「頭痛が痛い」「違和感を感じる」「歌を歌う」…重言のセーフとアウトの境界線は?【言語学者が解説】
こんなふうに、モノなのか出来事(行為)なのかで解釈が変わる名詞は少なくない。 たとえば「食事」も、食べる行為を表すこともあれば、食べ物を表すこともある。前者のように解釈すれば「食事を食べる」は不自然になるが、後者だとある程度は許容できそうだ。実際、会食(=食べる行為)の意味で「取引先との食事を食べた」と言うのはかなり不自然だが、「食卓に用意された食事(=食べるモノ)を食べた」だと、けっこう自然になる(ただし個人の感覚です)。 「違和感を感じる」に違和感を感じる人と感じない人の違いも、これで説明できるのではないか。 つまり「違和感」を「何かを感じるという出来事」として捉えている人は、「違和感(=感じるという出来事)を感じる(=感じるという出来事)」となるので、結果として冗長だと感じる。
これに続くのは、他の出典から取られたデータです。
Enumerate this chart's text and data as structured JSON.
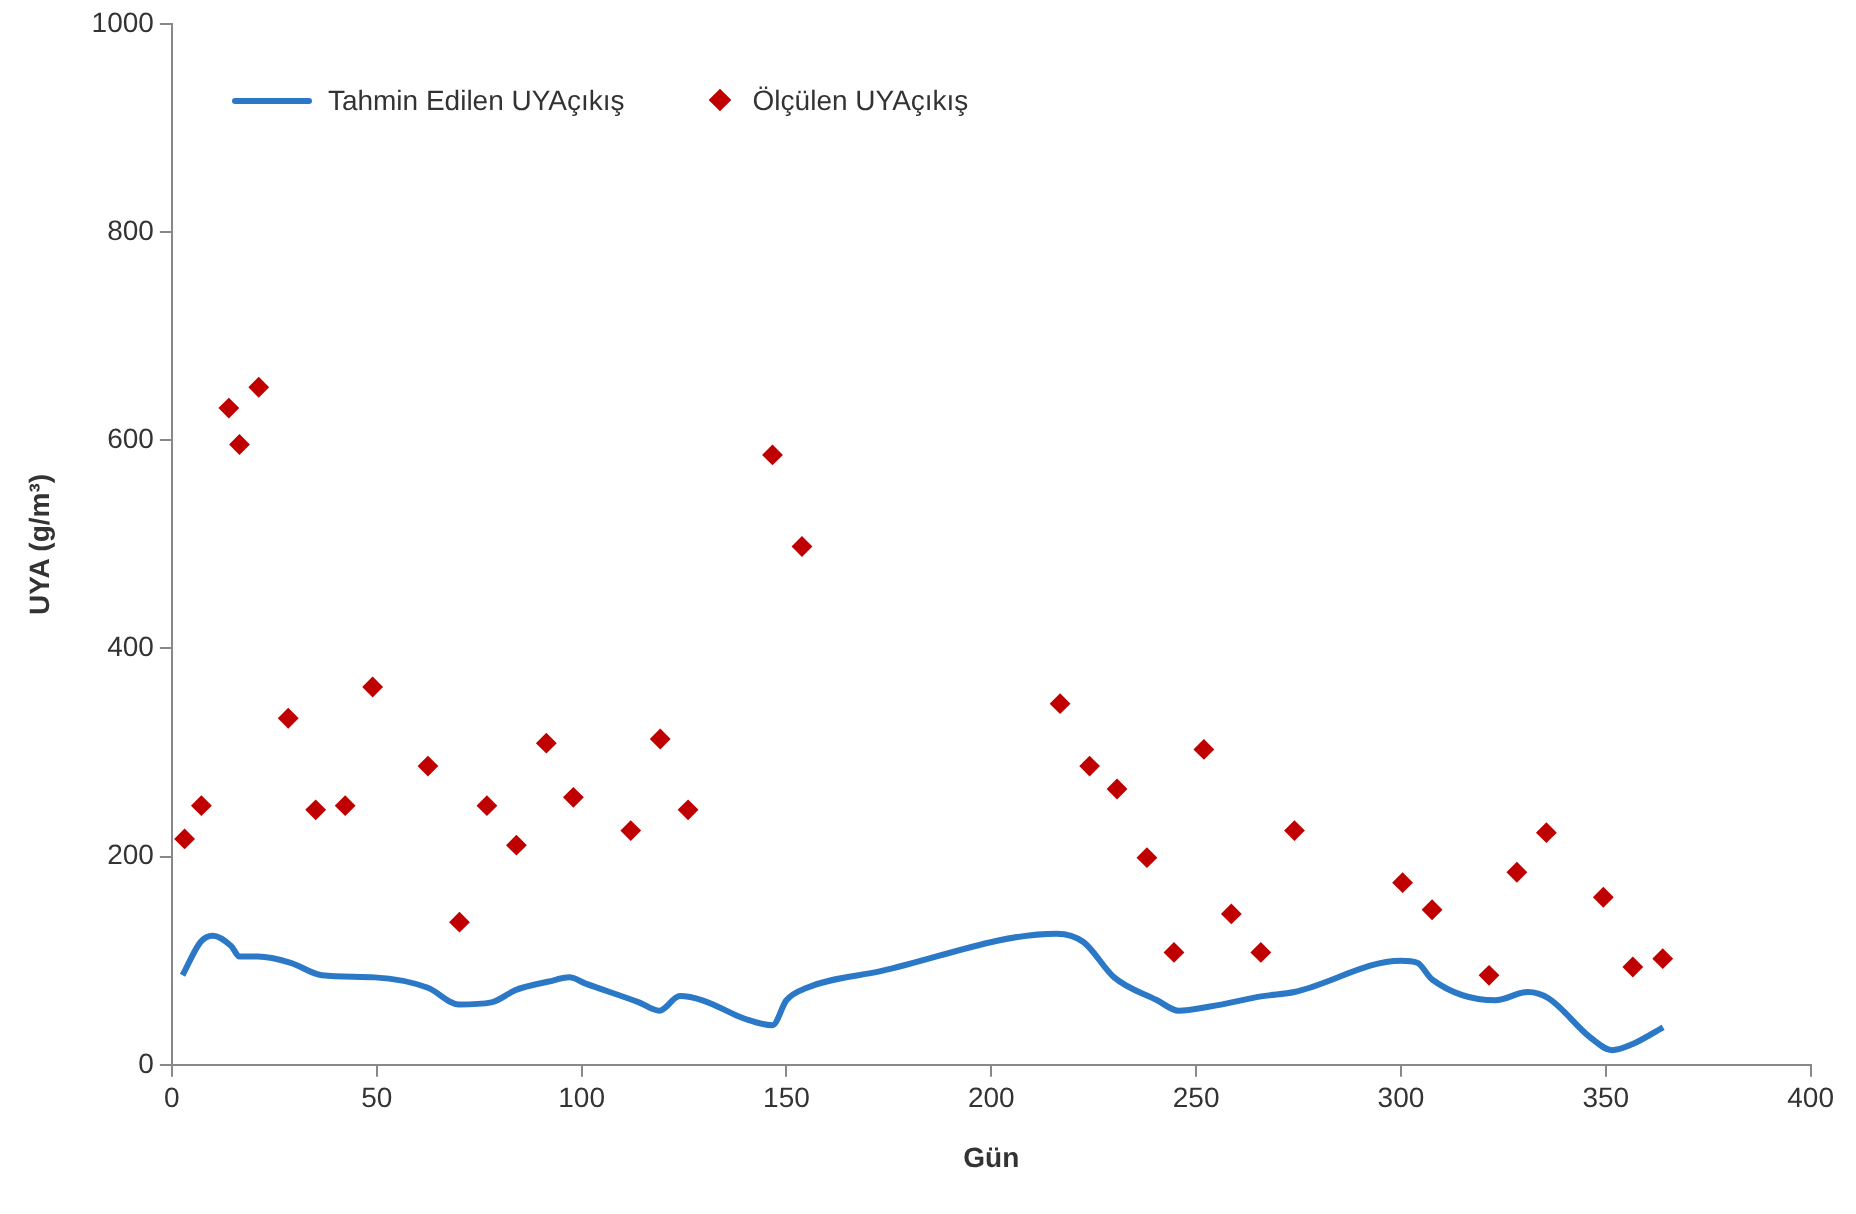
{
  "chart_data": {
    "type": "scatter",
    "xlabel": "Gün",
    "ylabel": "UYA (g/m³)",
    "xlim": [
      0,
      400
    ],
    "xticks": [
      0,
      50,
      100,
      150,
      200,
      250,
      300,
      350,
      400
    ],
    "ylim": [
      0,
      1000
    ],
    "yticks": [
      0,
      200,
      400,
      600,
      800,
      1000
    ],
    "grid": false,
    "legend": "top left",
    "series": [
      {
        "name": "Tahmin Edilen UYAçıkış",
        "type": "line",
        "marker": "none",
        "line_style": "solid",
        "color": "#2a78c6",
        "x": [
          2.6,
          7,
          10,
          14.5,
          16.5,
          21,
          29,
          36.6,
          49.5,
          62.5,
          70,
          78,
          84,
          92,
          97,
          101,
          114,
          119,
          124,
          129.5,
          140,
          146.6,
          150,
          155,
          173,
          216,
          222.5,
          230,
          240.5,
          245.7,
          253.4,
          266.3,
          274,
          300,
          304,
          307.6,
          323,
          331,
          336,
          346.3,
          351.5,
          356.6,
          364
        ],
        "values": [
          86,
          118,
          124,
          114,
          104,
          104,
          98,
          86,
          84,
          74,
          58,
          60,
          72,
          80,
          84,
          78,
          60,
          52,
          66,
          62,
          44,
          38,
          62,
          74,
          90,
          126,
          118,
          84,
          62,
          52,
          56,
          66,
          70,
          100,
          98,
          82,
          62,
          70,
          64,
          26,
          14,
          20,
          36
        ]
      },
      {
        "name": "Ölçülen UYAçıkış",
        "marker": "diamond",
        "color": "#c00000",
        "x": [
          3.1,
          7.2,
          13.9,
          16.5,
          21.2,
          28.4,
          35.1,
          42.3,
          49,
          62.5,
          70.2,
          76.9,
          84.1,
          91.4,
          98,
          112,
          119.2,
          126,
          146.6,
          153.8,
          216.8,
          224,
          230.7,
          238,
          244.6,
          251.9,
          258.6,
          265.8,
          274,
          300.4,
          307.6,
          321.5,
          328.3,
          335.5,
          349.4,
          356.6,
          363.9
        ],
        "values": [
          217,
          249,
          631,
          596,
          651,
          333,
          245,
          249,
          363,
          287,
          137,
          249,
          211,
          309,
          257,
          225,
          313,
          245,
          586,
          498,
          347,
          287,
          265,
          199,
          108,
          303,
          145,
          108,
          225,
          175,
          149,
          86,
          185,
          223,
          161,
          94,
          102
        ]
      }
    ]
  }
}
他方、私のようなタイプは、「違和感」をモノ、つまり感じる対象として捉えており、「違和感(=感じるモノ)を感じる(=感じるという出来事)」と解釈しているために、冗長さを感じないのではないか。 と、ここまで書いたところで、自分が「嫌悪感を感じる」という表現をかなり不自然だと思うことに気がついた。自分だったら「嫌悪を感じる」と言うような気がするし、「嫌悪感」と言った時点で「嫌悪を感じること」がすでに入っているような気がする。 「違和感を感じる」がアウトな人の感覚も、これと同じなのかもしれない。
● 「頭痛が痛い」「馬から落馬する」も 場合によっては不自然さが軽減 ダメな重言の例としてよく引き合いに出されるのが、「頭痛が痛い」と「馬から落馬する」だ。しかしこれらも場合によっては不自然さが軽減する。たとえば、「長年悩まされてきた持病の頭痛が今朝はひどく痛い」とか「暴れ馬から落馬した」とか言えば、私の感覚ではかなり自然になるように思う。つまり情報量が増えれば、意味の重複があまり気にならなくなるようだ。 また、私の感覚では、シンプルに「頭痛が痛い」と言うのは変だと思うし、同様に「胃痛が痛い」もかなり変だ。しかし「偏頭痛が痛い」とか「腰痛が痛い」、「筋肉痛が痛い」、「神経痛が痛い」あたりになると「別によくね?」となる。 さっきの理屈で言えば、「頭痛」「胃痛」は「頭(あるいは胃)が痛いという出来事」に取りやすく、「偏頭痛」「腰痛」「筋肉痛」「神経痛」の方はよりモノに近いのかもしれない。 あと、「馬から落馬する」タイプの言葉がすべて不自然だとは限らない。個人的には、「会社に入社する」「車に乗車する」「山から下山する」「部屋に入室する」などは、けっこう普通に言う気がする。 さらに、情報量を増やして「第一志望の会社に入社した」とか「迎えに来た車に乗車した」、「富士山から下山した」、「面接室に入室した」などと言えば、私はほとんど不自然さを感じない。